An appropriate identification of patients at excellent outcome with standard adjuvant treatment is key to identifying those patients who may be offered de-escalated treatment strategies. Treatment de-escalation for HER2-positive patients with anthracycline-free regimens as the paclitaxel-trastuzumab schedule is already administered in clinical practice based on anatomic stage, mostly for patients with stage I disease [28, 29]. We explored whether prognostic stage I may be of value in identifying patients for de-escalated therapies. Our results suggest that if anatomic stage I seems a good parameter to guide de-escalated therapeutic choices, this may not be the case for prognostic stage I. Indeed, prognostic stage I patients treated with short trastuzumab had an absolute 3% worse DDFS rate at 5 years as compared to patients enrolled in the long trastuzumab arm. When restricting the analysis to prognostic stage IA, there was still an absolute 1.5% difference in 5-year DDFS favoring the long arm. However, this result was not statistically significant and was based on a difference of just six events between the two arms. Although these were exploratory, unplanned, and unpowered analyses that should be interpreted with caution, the results can be considered as hypothesis-generating that require further testing in similar trials. To note, the acceptable absolute difference in outcome to consider a de-escalated treatment as safe is currently debated [30]. If our results will be confirmed in further studies, the two staging systems will be recognized as providing divergent information in the context of patient selection for treatment de-escalation, possibly posing a challenge in the implementation of the prognostic stage in clinical practice.

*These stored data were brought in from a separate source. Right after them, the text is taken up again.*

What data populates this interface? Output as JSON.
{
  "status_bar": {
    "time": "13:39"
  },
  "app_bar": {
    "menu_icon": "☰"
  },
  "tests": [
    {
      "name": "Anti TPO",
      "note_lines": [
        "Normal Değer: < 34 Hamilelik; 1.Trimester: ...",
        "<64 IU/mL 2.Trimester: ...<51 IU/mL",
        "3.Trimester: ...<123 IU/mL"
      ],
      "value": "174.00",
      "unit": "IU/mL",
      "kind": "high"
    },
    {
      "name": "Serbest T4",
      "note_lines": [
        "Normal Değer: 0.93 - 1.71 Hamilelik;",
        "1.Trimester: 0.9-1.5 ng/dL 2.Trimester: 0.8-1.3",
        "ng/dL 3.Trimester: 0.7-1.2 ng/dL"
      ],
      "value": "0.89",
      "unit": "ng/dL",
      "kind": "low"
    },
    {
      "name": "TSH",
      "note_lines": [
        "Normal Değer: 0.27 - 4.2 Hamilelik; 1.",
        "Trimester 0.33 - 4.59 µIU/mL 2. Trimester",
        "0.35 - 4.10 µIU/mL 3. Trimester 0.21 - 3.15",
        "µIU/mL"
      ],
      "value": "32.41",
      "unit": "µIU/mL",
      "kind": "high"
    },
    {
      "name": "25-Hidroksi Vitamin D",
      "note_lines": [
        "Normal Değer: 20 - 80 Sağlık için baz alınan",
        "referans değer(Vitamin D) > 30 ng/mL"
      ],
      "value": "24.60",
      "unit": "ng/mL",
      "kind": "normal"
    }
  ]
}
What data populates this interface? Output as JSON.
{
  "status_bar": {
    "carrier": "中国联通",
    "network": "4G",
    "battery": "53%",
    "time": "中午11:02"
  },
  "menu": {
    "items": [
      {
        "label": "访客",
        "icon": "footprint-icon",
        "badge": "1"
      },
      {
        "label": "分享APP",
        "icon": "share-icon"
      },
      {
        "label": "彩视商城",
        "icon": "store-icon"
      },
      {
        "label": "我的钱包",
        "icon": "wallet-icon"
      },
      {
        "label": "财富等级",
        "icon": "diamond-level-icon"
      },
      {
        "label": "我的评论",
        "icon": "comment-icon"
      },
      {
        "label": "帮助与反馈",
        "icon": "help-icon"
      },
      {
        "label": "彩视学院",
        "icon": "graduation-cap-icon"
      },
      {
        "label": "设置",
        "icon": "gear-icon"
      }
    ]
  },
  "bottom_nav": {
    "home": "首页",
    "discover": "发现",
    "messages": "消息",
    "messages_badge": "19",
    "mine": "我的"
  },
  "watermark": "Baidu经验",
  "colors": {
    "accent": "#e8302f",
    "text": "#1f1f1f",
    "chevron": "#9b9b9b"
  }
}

Our study has strengths: this is the first study evaluating the prognostic performance of prognostic stage in a cohort of HER2-positive patients, all receiving chemotherapy and trastuzumab; patient population is derived from a prospective trial; 99% of patients had sufficient data for the present analysis; the study design allowed to explore short vs long trastuzumab in stage-defined groups.

Main limitations of this study include the choice of the survival endpoint (DDFS) which is different from the one used to develop and validate the prognostic stage (BC-specific survival) [7]. In the ShortHER trial, actual median follow-up does not allow for a mature evaluation of BC-specific survival in this population of patients. Therefore, we opted to use DDFS as a surrogate of BC-specific survival considering the lethal nature of DDFS events. Another limitation is the reduced sample size in stage-defined groups, limiting the power of direct comparisons.

Conclusions

In conclusion, the AJCC prognostic stage is valuable in counseling patients regarding their prognosis and may serve as reference for clinical trial design and sample size estimation. Our data do not support the assumption that prognostic stage may also guide treatment de-escalation, thus more information from other randomized trials are needed. These findings fill the present void of appraising the clinical validity and utility of prognostic staging in HER2-positive patients. Research into integrated models of risk stratification tailored at fulfilling the need for clinically useful tools to guide de-escalated therapeutic choices is highly encouraged.